WASHINGTON – United Nations officials in Sudan have sent out an urgent appeal for $1.6 billion to provide life-saving assistance to citizens, including hundreds of thousands of people affected by floods. Recent flooding caused by heavy rain has affected 17 of Sudan’s 18 states.
More than 20,000 houses were destroyed and another 20,000 were damaged by the floods, according to Saviano Abreu, spokesperson for the U.N. Office for the Coordination of Humanitarian Affairs in Khartoum.
“Here in Sudan we have around 250,000 people affected by floods that started in mid-July but intensified by the end of the month.

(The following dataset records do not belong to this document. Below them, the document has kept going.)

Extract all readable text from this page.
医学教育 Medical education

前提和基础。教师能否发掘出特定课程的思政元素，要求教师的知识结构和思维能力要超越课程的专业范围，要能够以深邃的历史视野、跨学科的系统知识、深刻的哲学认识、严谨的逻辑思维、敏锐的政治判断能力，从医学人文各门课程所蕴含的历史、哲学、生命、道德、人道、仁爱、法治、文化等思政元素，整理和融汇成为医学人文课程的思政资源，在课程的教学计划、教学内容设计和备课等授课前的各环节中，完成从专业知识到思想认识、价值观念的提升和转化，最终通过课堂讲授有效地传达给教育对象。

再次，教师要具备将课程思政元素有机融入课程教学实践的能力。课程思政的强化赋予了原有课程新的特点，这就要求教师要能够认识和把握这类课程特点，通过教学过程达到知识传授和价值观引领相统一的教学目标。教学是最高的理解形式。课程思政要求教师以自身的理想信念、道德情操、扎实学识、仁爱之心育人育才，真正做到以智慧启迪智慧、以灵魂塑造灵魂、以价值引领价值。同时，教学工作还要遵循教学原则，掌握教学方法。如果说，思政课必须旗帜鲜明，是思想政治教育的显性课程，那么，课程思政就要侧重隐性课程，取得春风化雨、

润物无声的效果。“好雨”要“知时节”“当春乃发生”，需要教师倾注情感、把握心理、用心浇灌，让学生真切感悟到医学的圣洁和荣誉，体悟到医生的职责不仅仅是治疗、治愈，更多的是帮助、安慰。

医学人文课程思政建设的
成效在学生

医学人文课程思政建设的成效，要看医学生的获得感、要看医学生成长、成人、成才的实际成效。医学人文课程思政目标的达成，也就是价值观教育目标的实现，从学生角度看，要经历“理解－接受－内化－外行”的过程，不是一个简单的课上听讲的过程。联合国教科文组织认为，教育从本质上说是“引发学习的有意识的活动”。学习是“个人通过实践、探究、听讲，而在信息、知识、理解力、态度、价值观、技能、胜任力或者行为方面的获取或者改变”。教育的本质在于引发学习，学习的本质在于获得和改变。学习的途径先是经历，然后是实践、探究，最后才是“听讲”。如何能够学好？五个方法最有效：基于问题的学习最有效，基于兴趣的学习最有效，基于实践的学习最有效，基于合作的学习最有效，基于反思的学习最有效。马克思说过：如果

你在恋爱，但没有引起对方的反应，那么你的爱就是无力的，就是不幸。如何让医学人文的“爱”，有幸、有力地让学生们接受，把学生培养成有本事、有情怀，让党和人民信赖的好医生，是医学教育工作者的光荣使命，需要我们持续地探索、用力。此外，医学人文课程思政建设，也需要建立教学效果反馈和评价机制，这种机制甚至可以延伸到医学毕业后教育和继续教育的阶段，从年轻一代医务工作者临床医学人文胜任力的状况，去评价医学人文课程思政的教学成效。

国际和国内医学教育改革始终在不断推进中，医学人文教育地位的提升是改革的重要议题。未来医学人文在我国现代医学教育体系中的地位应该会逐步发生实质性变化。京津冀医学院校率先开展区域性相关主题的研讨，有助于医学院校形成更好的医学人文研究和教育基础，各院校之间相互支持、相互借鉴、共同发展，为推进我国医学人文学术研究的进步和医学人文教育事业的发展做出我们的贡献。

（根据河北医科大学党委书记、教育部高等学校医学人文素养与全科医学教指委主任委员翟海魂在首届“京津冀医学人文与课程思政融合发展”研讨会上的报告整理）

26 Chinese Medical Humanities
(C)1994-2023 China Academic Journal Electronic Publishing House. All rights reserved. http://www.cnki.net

During the month of August is when we saw most of the rain, concentrated in a short period of time,” Abreu told VOA’s South Sudan in Focus.
About 2,000 drinking water sources are now contaminated or non-functional, which is depriving citizens of access to clean water, said Abreu.
Some states are harder hit by the floods than others.
“Sinar for example, it’s around 42,000 people but the same situation we have in Aljazeera, East Darfur, Kasala, South Darfur, so it’s around the whole country, and the problem we have is not going to stop,” Abreu told VOA.
Heavy rain is forecast for coming weeks.
Sudan’s humanitarian situation was already bad before the COVID-19 pandemic hit.
Last month, international humanitarian partners released Sudan’s Integrated Food Security Phase Classification, or IPC, which said close to 10 million Sudanese face acute food insecurity due to a number of factors, including conflict, high inflation and COVID-19.
Fortunately, Abreu said, emergency supplies were pre-positioned before the heavy rains came.
“We prepared and had the capacity and supplies to respond to 250,000 people” which is the exact number of people in need now. The problem is that it is only the middle of the month. “We have already reached our capacity to respond,” said Abreu.
The U.N. has received about 40 percent of its appeal so far.
The additional funding will help flood victims during an outbreak of diseases which usually follows the rainy season, give shelter to people in Darfur and others displaced by violence, and fight COVID-19, according to the U.N.